Andai saya tidak tergoda dan menerima tawaran ini. Jadi semua yang si mbah omongin itu bohong, padahal sudah saya berikan semua yang dia minta. Kalau saja anak itu tidak lupa untuk melakukan serangan fajar pasti saya tidak akan kalah seperti ini.

Begitulah kira-kira isi kepala pak burhan yang saat ini sedang ramai.

“Kan sudah saya bilang, kamu gak usah ikut-ikut hal seperti ini. Kamu nekat sekali dengan segala-galanya yang seadanya dan mencalonkan diri dengan percaya diri. Disini itu uang yang berbicara”
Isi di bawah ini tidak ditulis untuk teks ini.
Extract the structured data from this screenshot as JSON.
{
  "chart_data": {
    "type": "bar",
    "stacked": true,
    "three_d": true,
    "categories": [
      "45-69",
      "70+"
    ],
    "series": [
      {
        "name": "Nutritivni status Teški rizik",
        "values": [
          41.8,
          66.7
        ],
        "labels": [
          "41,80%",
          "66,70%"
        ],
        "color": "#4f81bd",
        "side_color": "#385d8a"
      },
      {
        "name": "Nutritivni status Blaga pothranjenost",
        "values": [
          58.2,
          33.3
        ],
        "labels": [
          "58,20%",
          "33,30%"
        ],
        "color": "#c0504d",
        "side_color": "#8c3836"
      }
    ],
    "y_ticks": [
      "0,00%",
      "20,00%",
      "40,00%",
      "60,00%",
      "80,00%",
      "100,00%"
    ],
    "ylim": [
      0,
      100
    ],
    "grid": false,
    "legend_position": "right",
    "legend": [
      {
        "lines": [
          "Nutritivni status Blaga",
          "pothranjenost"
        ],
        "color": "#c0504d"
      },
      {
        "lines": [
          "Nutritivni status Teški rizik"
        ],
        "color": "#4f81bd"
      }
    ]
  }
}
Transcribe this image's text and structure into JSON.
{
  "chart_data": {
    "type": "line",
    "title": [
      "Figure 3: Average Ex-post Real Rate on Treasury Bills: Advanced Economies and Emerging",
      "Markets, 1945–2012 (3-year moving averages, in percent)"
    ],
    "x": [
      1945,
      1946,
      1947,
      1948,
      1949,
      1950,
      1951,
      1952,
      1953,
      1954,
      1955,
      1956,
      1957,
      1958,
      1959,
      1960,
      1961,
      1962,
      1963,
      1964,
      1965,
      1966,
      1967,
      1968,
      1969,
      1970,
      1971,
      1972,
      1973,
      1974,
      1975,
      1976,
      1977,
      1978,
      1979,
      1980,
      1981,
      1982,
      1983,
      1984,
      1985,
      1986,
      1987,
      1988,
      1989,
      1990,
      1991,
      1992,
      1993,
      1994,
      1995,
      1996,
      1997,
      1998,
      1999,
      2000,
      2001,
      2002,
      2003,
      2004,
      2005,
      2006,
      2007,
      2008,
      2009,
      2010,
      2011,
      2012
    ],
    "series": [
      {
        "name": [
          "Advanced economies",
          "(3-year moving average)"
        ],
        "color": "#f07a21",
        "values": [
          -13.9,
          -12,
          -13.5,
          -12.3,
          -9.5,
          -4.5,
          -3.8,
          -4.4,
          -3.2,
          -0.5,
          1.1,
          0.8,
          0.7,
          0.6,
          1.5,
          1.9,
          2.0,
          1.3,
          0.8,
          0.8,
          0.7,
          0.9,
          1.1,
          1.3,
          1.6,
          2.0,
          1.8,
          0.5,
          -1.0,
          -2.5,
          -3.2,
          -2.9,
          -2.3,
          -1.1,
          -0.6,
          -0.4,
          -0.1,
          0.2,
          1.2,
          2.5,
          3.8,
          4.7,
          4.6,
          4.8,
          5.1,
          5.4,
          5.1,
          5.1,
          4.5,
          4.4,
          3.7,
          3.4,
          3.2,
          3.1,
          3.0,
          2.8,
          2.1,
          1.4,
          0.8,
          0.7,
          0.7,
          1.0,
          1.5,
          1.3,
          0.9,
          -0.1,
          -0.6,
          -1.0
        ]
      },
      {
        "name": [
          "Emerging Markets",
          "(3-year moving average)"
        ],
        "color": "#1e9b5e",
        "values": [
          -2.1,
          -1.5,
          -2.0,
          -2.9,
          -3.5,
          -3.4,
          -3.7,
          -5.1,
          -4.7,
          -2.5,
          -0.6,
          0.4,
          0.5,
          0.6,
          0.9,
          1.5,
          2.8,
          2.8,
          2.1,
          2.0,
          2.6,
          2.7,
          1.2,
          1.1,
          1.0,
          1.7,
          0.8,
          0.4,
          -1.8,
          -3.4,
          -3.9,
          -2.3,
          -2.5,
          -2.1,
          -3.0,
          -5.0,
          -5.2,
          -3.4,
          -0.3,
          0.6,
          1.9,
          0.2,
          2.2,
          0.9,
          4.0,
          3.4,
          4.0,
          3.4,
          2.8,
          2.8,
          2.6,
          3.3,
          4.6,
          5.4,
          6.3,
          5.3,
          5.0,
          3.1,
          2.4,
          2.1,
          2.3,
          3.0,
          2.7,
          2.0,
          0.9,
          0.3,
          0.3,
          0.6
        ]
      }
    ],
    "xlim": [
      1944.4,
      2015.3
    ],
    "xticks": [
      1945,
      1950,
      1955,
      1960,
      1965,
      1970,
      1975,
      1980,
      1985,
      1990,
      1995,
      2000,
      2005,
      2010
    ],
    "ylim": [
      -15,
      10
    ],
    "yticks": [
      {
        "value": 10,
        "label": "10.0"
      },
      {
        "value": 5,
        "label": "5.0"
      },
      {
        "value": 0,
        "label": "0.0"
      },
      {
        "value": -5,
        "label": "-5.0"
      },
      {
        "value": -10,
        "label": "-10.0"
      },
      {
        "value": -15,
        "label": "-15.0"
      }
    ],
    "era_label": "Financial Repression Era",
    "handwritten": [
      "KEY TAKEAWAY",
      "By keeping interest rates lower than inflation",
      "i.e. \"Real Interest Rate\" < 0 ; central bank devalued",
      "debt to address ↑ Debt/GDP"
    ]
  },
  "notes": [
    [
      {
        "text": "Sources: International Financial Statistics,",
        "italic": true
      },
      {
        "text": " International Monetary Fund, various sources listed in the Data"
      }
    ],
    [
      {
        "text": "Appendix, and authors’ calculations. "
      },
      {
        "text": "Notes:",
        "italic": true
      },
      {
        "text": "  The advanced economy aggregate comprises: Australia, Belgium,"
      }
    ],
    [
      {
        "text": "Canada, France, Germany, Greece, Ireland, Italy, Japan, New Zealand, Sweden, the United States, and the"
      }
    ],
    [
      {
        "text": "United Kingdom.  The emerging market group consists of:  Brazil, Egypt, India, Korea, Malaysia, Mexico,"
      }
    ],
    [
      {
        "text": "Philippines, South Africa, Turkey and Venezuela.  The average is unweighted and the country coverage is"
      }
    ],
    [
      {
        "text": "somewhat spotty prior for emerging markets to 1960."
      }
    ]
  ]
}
Sedari awal orang-orang terdekat pak burhan memang kurang menyetujui keputusanya untuk mencalonkan diri. Jikalau orang-orang itu tidak bertamu sore itu, mungkin pak burhan tidak akan mengikuti pencalonan ini.

Seperti sudah menjadi tradisi, kecurangan seperti ini hampir terjadi disetiap pemilihan, seoalah-olah dijadikan sebagai alat untuk memenangkan pencalonan daripada memilih aturan yang sudah ditetapkan. Namun akan cukup sulit untuk mengembalikan keadaan ini apalagi untuk menghilangkan praktik politik uang ini. Padahal setiap pemilihan menjadi sebuah refleksi dari pemimpin yang terpilih sebagai pemimpin yang jujur dan adil, dan akan sangat disayangkan hal ini dinodai dengan kecurangan-kecurangan diluar aturan yang disepakati.